VerfasserIn Tania Stanton, Ian Snowball, Raimund Muscheler, Peter Riisager, Mads Faurschou Knudsen, Andreas Nilsson, Thorvaldur Thordarson Link zu Wikipedia, Peter Reid
Konferenz EGU General Assembly 2011
Medientyp Artikel
Sprache Englisch
Digitales Dokument PDF
Erschienen In: GRA - Volume 13 (2011)
Datensatznummer 250056709
 
Zusammenfassung
When palaeomagnetic data is gathered, an accurate chronology is necessary as the temporal spine onto which the collected data is to be fitted. Having established the baseline chronology, however, we must then determine whether or not the accurately-dated data is itself reliable. In terms of palaeomagnetic measurements, for example, we are concerned with the following: that sample collection is properly done, and does not distort the underlying data; that data is not further altered by the measurement techniques used; and that normalising factors are taken into account, to compensate for any depositional or post-depositional environmental effects. There is then, however, the need to determine whether variations in measured data are due to local conditions, or whether they represent global trends. The cross-correlation of data sets – in particular from alternative proxies – is a good way of matching presumed global features, and can be used to highlight anomalous local variations.

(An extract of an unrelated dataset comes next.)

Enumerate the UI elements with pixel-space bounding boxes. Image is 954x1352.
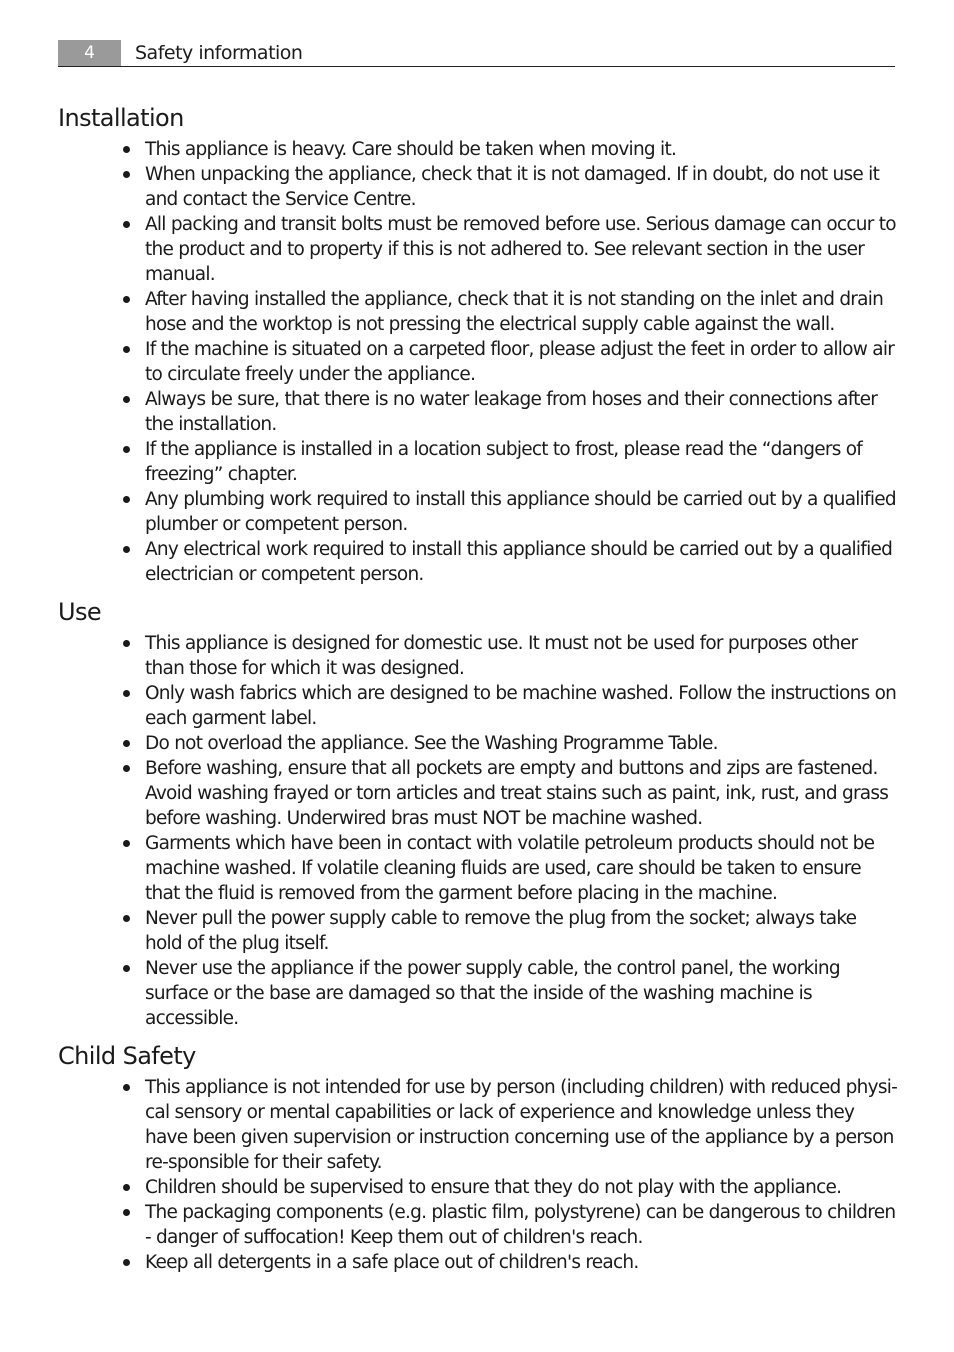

This poster takes as its baseline chronology the high-resolution Kalksjön Holocene palaeointensity data, gathered in Sweden, which has been extensively cross-correlated against other data sets to establish an accurate palaeomagnetic record of direction and intensity. Further analysis is then carried out, in which cosmogenic radionuclide-derived curves are matched against a filtered Kälksjön dataset, and matching features determined. A separate palaeomagnetic record is also used, taken from Icelandic Holocene lava samples, which further corroborates some of the identified features.